Tuesday, May 7, 2024

When the Family Stories Don't Add Up

 

There are times, when we work on our family's history, that we realize some things just don't add up. Here I am this month, working to push back the generations on my mother-in-law's Ijams line, when I find myself distracted by something that falls in that category: it just doesn't add up right.

Face it, my mother-in-law's fourth great-grandfather William Ijams, was a child of colonial Maryland. Born in 1748, William was oldest son of a couple living in Anne Arundel County, whose father was a member of the exclusive old South River Club. Looking closely at John Ijams' will, it is clear the man was also a slave-holding planter.

Though William was John Ijams' eldest son, he was not the one named to inherit the prized family property when his father passed away in 1783. That privilege went to the two youngest sons in the family, Thomas Plummer Ijams and Isaac Ijams. To William was granted just one bequest: two of his father's slaves—"and no more."

What was ironic about that abrupt documented dismissal was that William's two youngest brothers eventually sold their inherited residence in 1796—a property which had been held by family members for the prior five generations—and moved with William to the Northwest Territory.

Unless you are deeply involved with the politics which established that Northwest Territory, you may not be aware that two of the men who were instrumental in framing the Northwest Ordinance were both from Puritan-influenced New England, and insisted that the new territory be established as a free territory. In other words, no slavery allowed.

So, my question: what did William do with his sole inheritance, once he decided to move to the frontier which became Ohio? Furthermore, if he did come from a slave-holding heritage, why would he have chosen to remove himself from that position of privilege and move to the edge of civilization, especially with such a restriction?

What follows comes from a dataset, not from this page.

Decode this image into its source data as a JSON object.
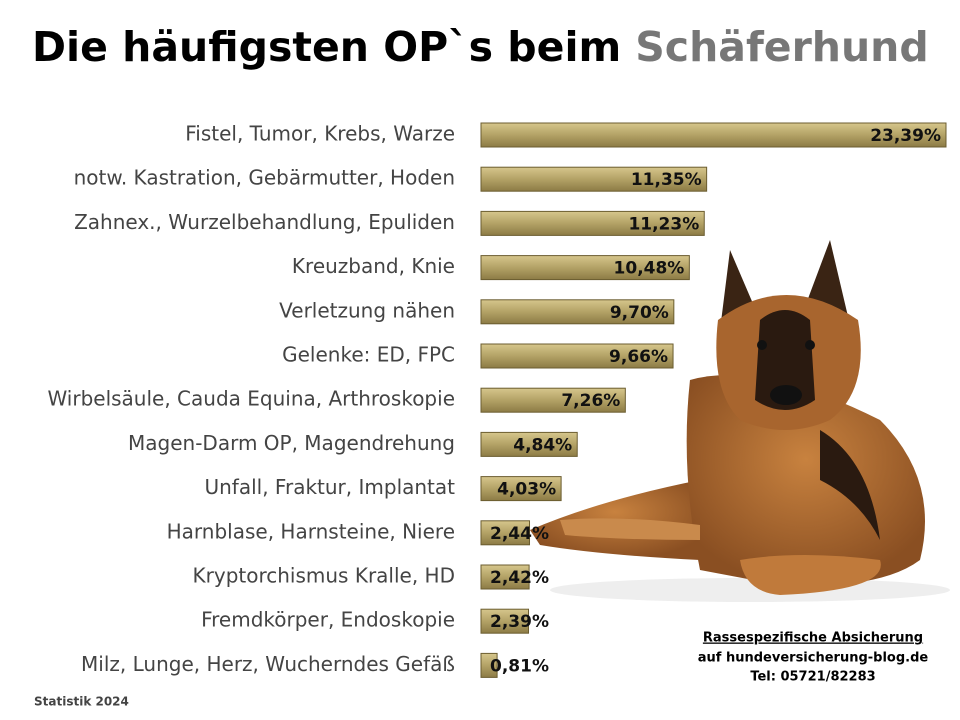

There is another piece of the Ijams story which can be interwoven into the narrative at this point. While in the previous month, we were able to connect the surnames which married into the Ijams family, we can now see that that research effort will yield us some benefits.

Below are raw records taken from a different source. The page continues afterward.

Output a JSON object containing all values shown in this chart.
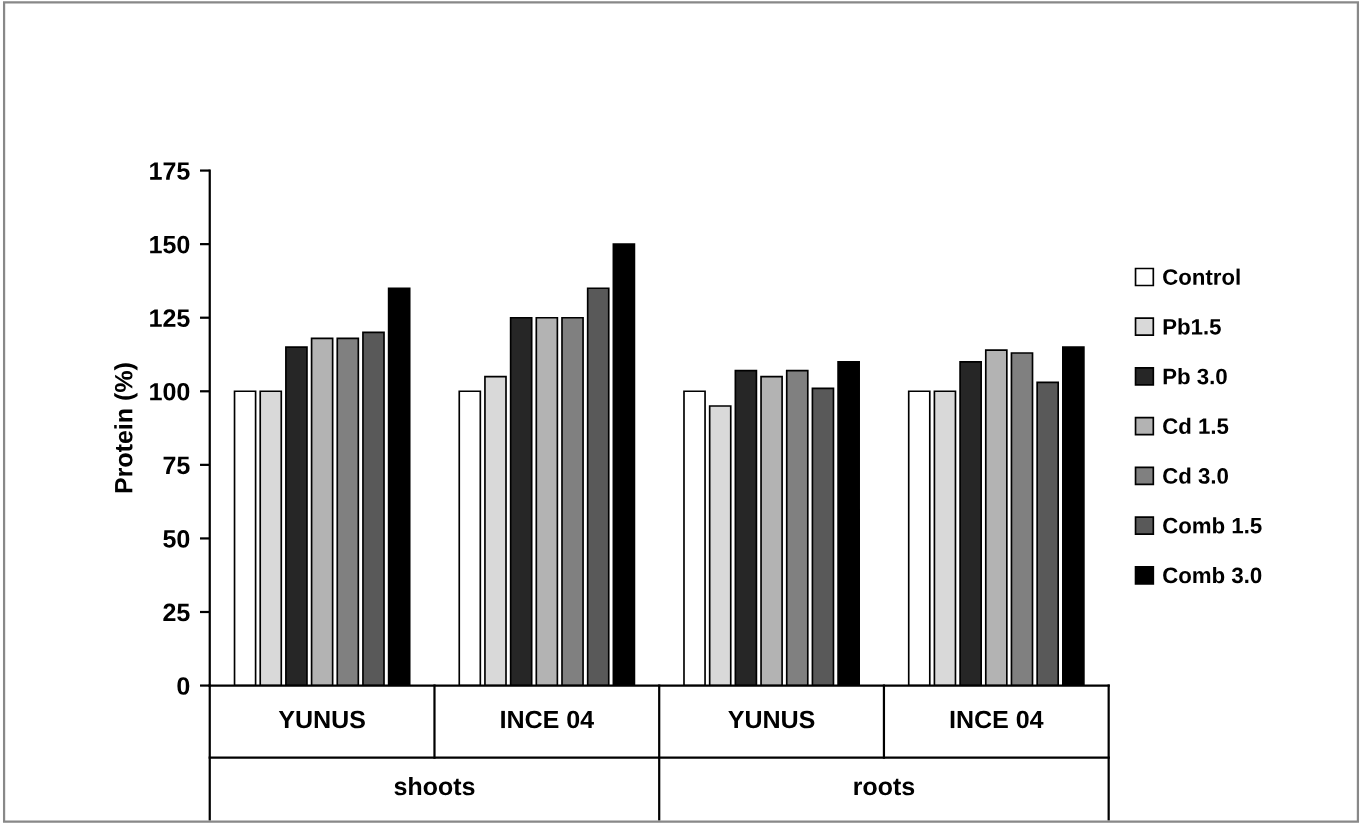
{
  "chart_data": {
    "type": "bar",
    "ylabel": "Protein (%)",
    "categories": [
      "YUNUS",
      "INCE 04",
      "YUNUS",
      "INCE 04"
    ],
    "annotations": [
      "shoots",
      "roots"
    ],
    "series": [
      {
        "name": "Control",
        "color": "#ffffff",
        "values": [
          100,
          100,
          100,
          100
        ]
      },
      {
        "name": "Pb1.5",
        "color": "#d9d9d9",
        "values": [
          100,
          105,
          95,
          100
        ]
      },
      {
        "name": "Pb 3.0",
        "color": "#262626",
        "values": [
          115,
          125,
          107,
          110
        ]
      },
      {
        "name": "Cd 1.5",
        "color": "#b3b3b3",
        "values": [
          118,
          125,
          105,
          114
        ]
      },
      {
        "name": "Cd 3.0",
        "color": "#808080",
        "values": [
          118,
          125,
          107,
          113
        ]
      },
      {
        "name": "Comb 1.5",
        "color": "#595959",
        "values": [
          120,
          135,
          101,
          103
        ]
      },
      {
        "name": "Comb 3.0",
        "color": "#000000",
        "values": [
          135,
          150,
          110,
          115
        ]
      }
    ],
    "ylim": [
      0,
      175
    ],
    "yticks": [
      0,
      25,
      50,
      75,
      100,
      125,
      150,
      175
    ],
    "grid": false,
    "legend": "right"
  }
}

Remember Walter Teal, William's son-in-law, husband of William's daughter Mary? His father, Edward Teal, was one of the first settlers in Fairfield County, Ohio, at about the time of the Ijams family's arrival there. Edward, as it turns out from old history books, was among those who established the first Methodist Church in what eventually became Fairfield County—as "class leader," as one 1901 history book recounted. Other members of that early congregation represented family names of William Ijams' future sons-in-law, demonstrating the close association of William and his family to that early "religious society."

The question at this point may be whether William Ijams came to the Northwest Territory, then converted, changing his entire outlook on slavery as well as other matters of life, or whether he already had bought into those principles before leaving Maryland. Going back to the passage on the first Methodist congregation in Fairfield County, Ohio, author C. M. L. Wiseman noted it was "composed of Methodists who had emigrated from near Baltimore, Maryland." If that early group included William Ijams' family, they likely were of that religious persuasion before deciding to move to Ohio.

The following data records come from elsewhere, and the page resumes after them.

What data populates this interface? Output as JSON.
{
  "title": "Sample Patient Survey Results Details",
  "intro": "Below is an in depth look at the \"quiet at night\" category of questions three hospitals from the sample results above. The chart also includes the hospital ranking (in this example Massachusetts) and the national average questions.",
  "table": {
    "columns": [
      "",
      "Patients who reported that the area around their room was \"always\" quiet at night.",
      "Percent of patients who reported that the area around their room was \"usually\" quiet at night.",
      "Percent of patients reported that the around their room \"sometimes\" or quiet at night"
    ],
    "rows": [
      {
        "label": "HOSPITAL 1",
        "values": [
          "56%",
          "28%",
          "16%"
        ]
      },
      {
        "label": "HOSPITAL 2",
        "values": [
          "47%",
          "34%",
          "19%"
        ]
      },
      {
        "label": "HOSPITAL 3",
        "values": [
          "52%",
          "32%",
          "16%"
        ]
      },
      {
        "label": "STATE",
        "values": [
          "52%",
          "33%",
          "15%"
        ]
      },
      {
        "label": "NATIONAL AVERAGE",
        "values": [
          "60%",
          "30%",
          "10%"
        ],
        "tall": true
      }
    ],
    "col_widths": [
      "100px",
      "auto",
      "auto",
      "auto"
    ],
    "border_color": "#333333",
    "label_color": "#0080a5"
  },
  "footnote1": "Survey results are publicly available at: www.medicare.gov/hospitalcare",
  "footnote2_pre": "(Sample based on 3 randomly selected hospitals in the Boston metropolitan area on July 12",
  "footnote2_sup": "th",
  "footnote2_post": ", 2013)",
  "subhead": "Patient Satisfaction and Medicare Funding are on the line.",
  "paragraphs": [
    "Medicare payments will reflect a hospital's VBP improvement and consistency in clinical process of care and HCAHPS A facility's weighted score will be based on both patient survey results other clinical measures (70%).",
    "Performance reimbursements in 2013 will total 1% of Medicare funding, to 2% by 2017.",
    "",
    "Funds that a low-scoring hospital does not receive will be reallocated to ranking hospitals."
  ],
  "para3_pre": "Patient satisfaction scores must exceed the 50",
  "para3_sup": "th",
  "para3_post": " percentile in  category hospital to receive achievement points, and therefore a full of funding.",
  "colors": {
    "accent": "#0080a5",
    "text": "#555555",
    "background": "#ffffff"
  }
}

While many people who migrated westward went for the promise of a better opportunity in that new home, William Ijams seemed to have chosen to leave his "better" opportunity behind when he made his decision to move. Whatever was involved in that decision, it called for a radical departure from life as he had experienced it through his family's heritage.

Or perhaps John Ijams knew that about his eldest son before he even drew up his will.